First, the majority of ethylene plants are constructed along the Gulf Coast. This is because ethylene is not a finished product and requires integration with existing infrastructure. Piping ethane to the facility represents a considerable upstream cost that decreases the value of the product.

Economics favor higher-value hydrocarbons. Source: NETLEconomics favor higher-value hydrocarbons. Source: NETL
Second, shale plays often are developed without consideration for ethane production. As producers design infrastructure and determine pipeline capacities, they are focusing on higher-value hydrocarbons. Ethane and associated lighter hydrocarbons are regarded as byproducts meaning little attention is paid to their disposition.

Third, the Synfuels International process is designed to handle moderate quantities at locations where there is limited pipeline capacity and a localized bottleneck.
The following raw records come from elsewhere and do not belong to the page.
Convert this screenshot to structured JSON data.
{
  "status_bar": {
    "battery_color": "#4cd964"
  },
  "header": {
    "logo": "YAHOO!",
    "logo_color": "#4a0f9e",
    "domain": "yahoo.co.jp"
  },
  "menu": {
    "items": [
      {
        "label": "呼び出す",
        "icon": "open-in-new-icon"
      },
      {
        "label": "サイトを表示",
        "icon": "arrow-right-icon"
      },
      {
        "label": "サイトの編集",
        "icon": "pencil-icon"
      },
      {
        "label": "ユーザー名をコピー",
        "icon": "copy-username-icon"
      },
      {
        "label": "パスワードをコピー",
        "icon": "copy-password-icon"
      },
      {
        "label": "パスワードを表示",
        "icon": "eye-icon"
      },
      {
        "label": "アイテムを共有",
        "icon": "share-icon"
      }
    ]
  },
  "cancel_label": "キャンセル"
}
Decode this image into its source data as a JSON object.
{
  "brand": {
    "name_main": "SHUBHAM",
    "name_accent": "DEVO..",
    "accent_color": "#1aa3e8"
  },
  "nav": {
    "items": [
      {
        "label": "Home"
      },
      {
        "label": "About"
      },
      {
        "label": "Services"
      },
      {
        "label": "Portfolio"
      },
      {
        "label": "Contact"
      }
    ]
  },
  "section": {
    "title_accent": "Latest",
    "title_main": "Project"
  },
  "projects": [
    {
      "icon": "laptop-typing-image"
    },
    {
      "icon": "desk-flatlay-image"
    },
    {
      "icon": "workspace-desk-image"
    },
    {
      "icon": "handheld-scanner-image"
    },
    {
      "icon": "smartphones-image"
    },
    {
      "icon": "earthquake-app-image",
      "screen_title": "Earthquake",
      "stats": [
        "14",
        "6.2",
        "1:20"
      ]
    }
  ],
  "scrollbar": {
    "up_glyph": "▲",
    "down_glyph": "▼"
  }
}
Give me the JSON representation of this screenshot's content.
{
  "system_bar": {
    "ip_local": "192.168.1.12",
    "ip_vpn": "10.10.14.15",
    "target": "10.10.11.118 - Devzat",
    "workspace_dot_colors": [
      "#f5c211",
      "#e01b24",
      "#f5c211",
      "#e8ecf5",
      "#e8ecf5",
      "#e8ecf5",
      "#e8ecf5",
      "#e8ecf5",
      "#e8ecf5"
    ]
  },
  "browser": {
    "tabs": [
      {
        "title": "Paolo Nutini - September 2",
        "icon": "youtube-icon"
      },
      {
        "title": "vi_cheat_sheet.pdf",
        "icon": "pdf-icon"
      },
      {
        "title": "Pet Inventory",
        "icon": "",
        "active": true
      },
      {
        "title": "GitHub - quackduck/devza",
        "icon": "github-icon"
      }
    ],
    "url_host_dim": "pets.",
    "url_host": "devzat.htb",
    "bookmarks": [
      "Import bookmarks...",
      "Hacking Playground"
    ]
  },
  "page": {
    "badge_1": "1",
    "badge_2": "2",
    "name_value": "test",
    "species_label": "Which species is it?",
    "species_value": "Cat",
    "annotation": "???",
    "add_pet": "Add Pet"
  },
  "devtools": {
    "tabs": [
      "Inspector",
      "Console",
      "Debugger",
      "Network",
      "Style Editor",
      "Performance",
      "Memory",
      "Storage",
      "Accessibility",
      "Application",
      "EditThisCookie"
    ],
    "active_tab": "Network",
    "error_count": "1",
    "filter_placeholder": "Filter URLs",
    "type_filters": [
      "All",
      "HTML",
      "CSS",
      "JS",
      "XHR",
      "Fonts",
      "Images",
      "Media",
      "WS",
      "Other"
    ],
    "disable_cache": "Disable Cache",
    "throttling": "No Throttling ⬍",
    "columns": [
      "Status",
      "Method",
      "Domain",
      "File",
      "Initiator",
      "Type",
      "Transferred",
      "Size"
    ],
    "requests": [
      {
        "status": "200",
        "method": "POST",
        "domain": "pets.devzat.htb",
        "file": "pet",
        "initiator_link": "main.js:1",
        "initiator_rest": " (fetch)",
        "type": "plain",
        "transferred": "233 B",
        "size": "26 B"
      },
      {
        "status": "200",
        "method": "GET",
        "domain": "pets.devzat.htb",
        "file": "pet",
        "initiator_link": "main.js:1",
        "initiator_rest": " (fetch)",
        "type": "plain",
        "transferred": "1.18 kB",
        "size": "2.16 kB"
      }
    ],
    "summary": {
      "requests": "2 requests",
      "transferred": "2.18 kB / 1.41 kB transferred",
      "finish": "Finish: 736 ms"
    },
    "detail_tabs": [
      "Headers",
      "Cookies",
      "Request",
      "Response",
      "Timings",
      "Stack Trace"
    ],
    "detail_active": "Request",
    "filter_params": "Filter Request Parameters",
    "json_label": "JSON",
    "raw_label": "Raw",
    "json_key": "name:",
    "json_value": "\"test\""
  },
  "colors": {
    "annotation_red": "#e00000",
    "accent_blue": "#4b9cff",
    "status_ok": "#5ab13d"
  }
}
Given the volume of natural gas that is being flared in North Dakota alone, the opportunity exists to address localized oversupply by offsetting moderate quantities of residue gas and ethane.

The EIA has recognized challenges facing large gas to liquids (GTL) plants. With no more than five large-scale GTL plants operating globally and with Shell having canceled plans on its proposed facility in Louisiana, the technology has received scrutiny due to high estimated capital costs and competition from proven solutions in ethylene facilities. The difference in synfuels GTL process is its significant lower capital cost, smaller plant size, short payout terms and ability to lessen transportation costs.

The integrated conversion process includes one or more cracking reactors running in parallel to accommodate the localized oversupply. This yields ethylene and acetylene that is refined, cooled and compressed to approximately 150psig. The cracked gas then is fed through an ethylene reactor to convert the acetylene to ethylene. The ethylene-rich product is then preheated and fed to a product reactor in order to yield a gasoline blend stock.
The technology can be scaled to size as the largest available cracking reactor accommodates 5 million standard cubic feet per day (MMSCFD).

Construction times is around two years with an estimated capital cost of $135 million to $190 million for a system that handles a residue feedstock of 20 MMSCFD. Payout terms are largely dependent on cost of the natural gas feedstock.

Ethane in particular is a low-value product that operates as an ideal feedstock for the Synfuels GTL process. With forecasts expecting continued low commodity prices, removing transportation costs by building small-scale plants near the remote or stranded source may make economic sense. The need for an alternative method that monetizes stranded light hydrocarbons appears to be real.